Since May, the CDC has focused on investigating only hospitalized or fatal Covid-19 cases among people who have been fully vaccinated. The agency says the data relies on “passive and voluntary reporting” and is a “snapshot” to “help identify patterns and look for signals among vaccine breakthrough cases.”
“To date, no unexpected patterns have been identified in the case demographics or vaccine characteristics among people with reported vaccine breakthrough infections,” according to the CDC.

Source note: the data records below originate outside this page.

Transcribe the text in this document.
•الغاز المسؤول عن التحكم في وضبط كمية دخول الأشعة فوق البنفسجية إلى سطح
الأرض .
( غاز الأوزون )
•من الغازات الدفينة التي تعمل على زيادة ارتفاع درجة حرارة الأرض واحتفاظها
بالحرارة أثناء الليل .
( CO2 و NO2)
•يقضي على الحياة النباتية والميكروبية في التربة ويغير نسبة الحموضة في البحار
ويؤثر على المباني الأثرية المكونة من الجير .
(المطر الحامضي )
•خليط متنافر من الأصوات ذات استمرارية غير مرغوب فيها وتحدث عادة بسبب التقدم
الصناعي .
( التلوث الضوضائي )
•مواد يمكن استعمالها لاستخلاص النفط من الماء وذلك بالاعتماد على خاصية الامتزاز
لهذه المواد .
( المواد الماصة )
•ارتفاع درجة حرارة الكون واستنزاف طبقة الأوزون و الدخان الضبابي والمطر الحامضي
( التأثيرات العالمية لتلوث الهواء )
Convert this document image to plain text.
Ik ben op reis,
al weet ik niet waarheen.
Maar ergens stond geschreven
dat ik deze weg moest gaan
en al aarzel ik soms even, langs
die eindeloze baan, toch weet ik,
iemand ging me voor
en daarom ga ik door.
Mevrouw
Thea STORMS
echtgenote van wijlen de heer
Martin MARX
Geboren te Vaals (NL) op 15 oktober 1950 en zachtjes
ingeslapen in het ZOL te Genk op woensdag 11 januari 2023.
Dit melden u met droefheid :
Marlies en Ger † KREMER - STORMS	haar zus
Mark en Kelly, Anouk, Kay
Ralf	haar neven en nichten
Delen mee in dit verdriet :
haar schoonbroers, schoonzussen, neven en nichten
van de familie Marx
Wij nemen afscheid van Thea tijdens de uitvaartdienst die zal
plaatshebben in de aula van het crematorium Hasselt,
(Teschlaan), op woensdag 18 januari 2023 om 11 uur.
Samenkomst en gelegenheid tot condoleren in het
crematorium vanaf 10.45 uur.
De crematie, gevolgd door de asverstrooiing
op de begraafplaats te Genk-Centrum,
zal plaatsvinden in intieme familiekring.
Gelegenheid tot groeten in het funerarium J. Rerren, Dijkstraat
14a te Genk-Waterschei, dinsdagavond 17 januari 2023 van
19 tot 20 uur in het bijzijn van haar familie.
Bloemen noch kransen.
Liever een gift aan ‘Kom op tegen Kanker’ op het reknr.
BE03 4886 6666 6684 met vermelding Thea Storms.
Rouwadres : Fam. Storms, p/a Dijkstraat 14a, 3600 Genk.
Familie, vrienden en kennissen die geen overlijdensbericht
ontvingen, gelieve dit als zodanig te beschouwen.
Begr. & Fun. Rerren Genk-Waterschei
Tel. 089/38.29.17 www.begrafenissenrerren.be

The agency shared a study this week that showed the Delta variant produced similar amounts of virus in vaccinated and unvaccinated people if they get infected. Experts continue to say that vaccination makes it less likely you’ll catch Covid-19 in the first place. But for those who do, the findings suggest they could have a similar tendency to spread it as unvaccinated people. That study also convinced CDC leaders to update the agency’s mask guidance on Tuesday, recommending that fully vaccinated people also wear masks indoors when in areas with “substantial” and “high” Covid-19 transmission to prevent further spread of the Delta variant. Guidance for unvaccinated people remains to continue masking until they are fully vaccinated. Beyond severe cases, an analysis of official state data from the Kaiser Family Foundation showed that breakthrough cases of any kind are also extremely rare.vAbout half of states report data on Covid-19 breakthrough cases, and in each of those states, less than 1% of fully vaccinated people had a breakthrough infection, ranging from 0.01% in Connecticut to 0.9% in Oklahoma.
The KFF analysis also found that more than 90% of cases — and more than 95% of hospitalizations and deaths — have been among unvaccinated people. In most states, more than 98% of cases were among the unvaccinated.
Pace of vaccinations is going up
But experts say those vaccinated, while they may be able to transmit the virus, remain very well protected against getting seriously ill. Amid the latest surge of Covid-19 cases nationwide fueled by the Delta variant, local leaders across the US are reporting that the majority of new infections and hospitalizations are among unvaccinated people. The Delta variant is now so contagious, one former health official recently warned that people who are not protected — either through vaccination or previous infection — will likely get it. Amid concerns over the rising cases and the dangerous strain, the country has seen a steady rise in the pace of vaccinations in the past three weeks — and an even sharper increase in states that had been lagging the most, according to a CNN analysis of CDC data.
The seven-day average of new doses administered in the US is now 652,084, up 26% from three weeks ago. The difference is even more striking in several southern states: Alabama’s seven-day average of new doses administered is more than double what it was three weeks ago. The state has the lowest rate of its total population fully vaccinated in the US, at roughly 34%. Arkansas, with just 36% of its population fully vaccinated, has also seen its average daily rate of doses administered double in the last three weeks. Louisiana, which had by far the most new Covid-19 cases per capita last week and has only fully vaccinated 37% of its population, saw daily vaccination rates rise 111% compared to three weeks ago.